Plaintiff’s attorneys contend that named plaintiffs owe a fiduciary duty to potential class members. If this is so, then any precertification settlement that benefits a named plaintiff at the expense of potential class members constitutes a breach. Plaintiff’s attorneys regard such conduct as self dealing whereby the individual settlement compromises that interest of potential class members for that of a named party.

Defense attorneys disagree. Consistent with the approach discussed earlier concerning precertification communications, defense attorneys argue that no formal relationship exists between a named plaintiff and potential class members precertification and that, accordingly, no fiduciary duty exists. Accordingly, defense attorneys believe in the freedom to engage in settlement discussions with named plaintiffs.

Courts strike a balance.
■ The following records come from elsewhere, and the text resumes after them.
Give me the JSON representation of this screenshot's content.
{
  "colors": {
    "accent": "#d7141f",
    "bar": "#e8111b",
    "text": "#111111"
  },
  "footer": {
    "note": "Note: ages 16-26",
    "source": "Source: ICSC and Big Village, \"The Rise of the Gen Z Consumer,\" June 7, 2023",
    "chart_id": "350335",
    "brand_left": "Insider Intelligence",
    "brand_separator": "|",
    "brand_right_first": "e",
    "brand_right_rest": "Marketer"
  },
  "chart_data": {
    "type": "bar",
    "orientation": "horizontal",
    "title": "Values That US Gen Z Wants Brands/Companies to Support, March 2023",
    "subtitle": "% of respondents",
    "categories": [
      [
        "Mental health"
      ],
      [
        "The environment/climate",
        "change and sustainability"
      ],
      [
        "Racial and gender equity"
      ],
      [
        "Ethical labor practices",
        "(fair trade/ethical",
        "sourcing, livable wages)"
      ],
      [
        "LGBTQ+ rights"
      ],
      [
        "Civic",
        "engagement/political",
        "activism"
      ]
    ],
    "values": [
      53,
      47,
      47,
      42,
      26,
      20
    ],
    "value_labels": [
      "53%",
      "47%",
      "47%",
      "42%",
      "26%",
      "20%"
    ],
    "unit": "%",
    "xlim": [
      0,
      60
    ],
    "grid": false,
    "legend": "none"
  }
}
Faced with individual settlement precertification, most courts recognize such an agreement provided that the settling plaintiffs receive no premium, and that no prejudice results to absent class members.

Per my usual policy, I’ll limit my comments as this is an active lawsuit, but in general terms, the way most courts look at it, any settlement that gives a bigger benefit to the named plaintiff (here, Hernandez) than is reasonably indicated by the facts would be viewed with some suspicion.  On the other hand, if there’s no premium paid to the plaintiff over and above the reasonable maximum of what was sought for any one member of the class, and where the class remains free to file another lawsuit with a different lead plaintiff, then the suit can be settled.

I very much hope that the attorneys involved are being careful here.  If not, it will look like Hernandez leveraged a potential class action for personal gain beyond what was actually sued for (the value of a diminished World of Warcraft experience), or, alternatively, that IGE essentially bribed him to drop the suit before it could get really expensive — either of which seem at least as underhanded as camping spawns.

I also wonder, if this settles, if someone else will file another suit against IGE or another virtual  property company, perhaps taking into account some of the arguments set forth by IGE in response to the motion for class certification by limiting the class size and the scope of the suit.